[Mono-dev] Runtime crashes on Android

Wed Nov 16 21:29:05 UTC 2016

Hi team,

everytime I look at a runtime bug on Android, something doesn't feel right. Reports look different to each other. So I tried to get a better understanding on how we handle a SIGSEGV in the runtime and what the output is supposed to be. There are three basic steps [1]:

(1) we print a managed stacktrace.
(2) we print a native stacktrace: we do that either via libunwind or libcorkscrew depending on what is available. if neither is available, we do nothing.
(3) we call `exit (-1)`, which might give us more information such as a register dump.

That's the idea, unfortunately that is not always what we get.  In order to see the behaviour across different devices and versions of Android, I made this simple crashing app: [2]. As soon as you click the button the application segfaults. For that I wrote a UI test and sent it off to Xamarin Test Cloud and collected the logs: [3]. Note that every device ran the same APK.

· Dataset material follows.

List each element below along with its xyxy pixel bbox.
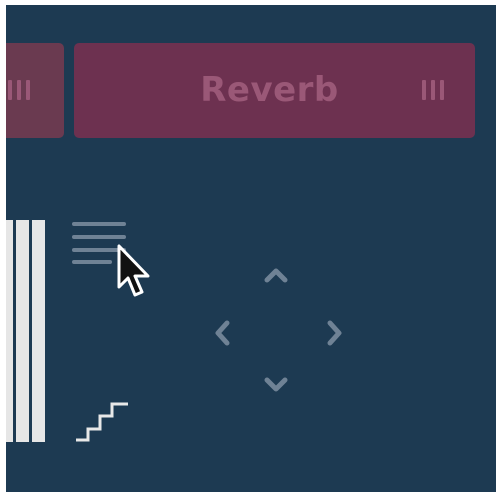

Out of 19 devices, there are really only two devices where the crash report looks like it should: samsung_google_nexus_10-4.4.txt and xiaomi_mi_4-4.4.4.txt.  On many devices we only get a managed stacktrace and then the fun is over.

Why?

Good question. Luckily I have a device on my desk where this is the case, so I did a bit of printf debugging. What I figured out is, that the call to `mono_exception_native_unwind ()` in [4] is where the fun stops. The message I see on adb logcat:

11-15 20:51:44.790  7093  7093 E audit   : type=1701 msg=audit(1479239504.790:1839): auid=4294967295 uid=10288 gid=10288 ses=4294967295 subj=u:r:untrusted_app:s0:c512,c768 pid=14937 comm="artup.lulzcrash" exe="/system/bin/app_process32" sig=11

I see the text of a printf right before that call. printf at the beginning of the function doesn't happen. If I move `mono_exception_native_unwind ()` right before the managed stack unwinding, it crashes there, so it isn't a timeout mechanism. I have no idea why on earth this is the case. Unfortunately there is no clue from which PC the signal is coming from (maybe we cause another fault in the handler? maybe android interferes somehow?)

Anyone has some idea?  Please tell me I overlook something obvious here.  (I haven't had success yet with gdb/lldb)

Regardless, I want to suggest some things:

(a) we should get rid of the dynamic loading of libunwind/libcorkscrew. Some devices don't ship it. Instead, we should include it in the runtime. I think it's worth the extra footprint (if that is the concern why it wasn't done in the first place).

(b) we should handle dumping the registers and memory areas ourselves, so it's in our control and doesn't depend on the mood of some particular Android implementation.  Especially hexdumping around PC could be useful (combined with tools like [5]).

(c) print /proc/$PID/maps, so we get a useful mapping of the currently loaded modules.  this gives us some backup in case libunwind fails (at least I failed to get the base address of loaded modules like libmonosgen.so from the logs?).

Comments? :-)

Thanks,
-Bernhard

[1] https://github.com/mono/mono/blob/94b8270e9bdbd9280de1ec144af20877d8c8d055/mono/mini/mini-exceptions.c#L2348
[2] https://gist.github.com/lewurm/8203e7087c72388a820f67502eca19fd
[3] https://gist.github.com/lewurm/4130c23742bc5694898d2c39ced29e52
[4] https://github.com/mono/mono/blob/94b8270e9bdbd9280de1ec144af20877d8c8d055/mono/mini/mini-exceptions.c#L2434
[5] https://onlinedisassembler.com/odaweb/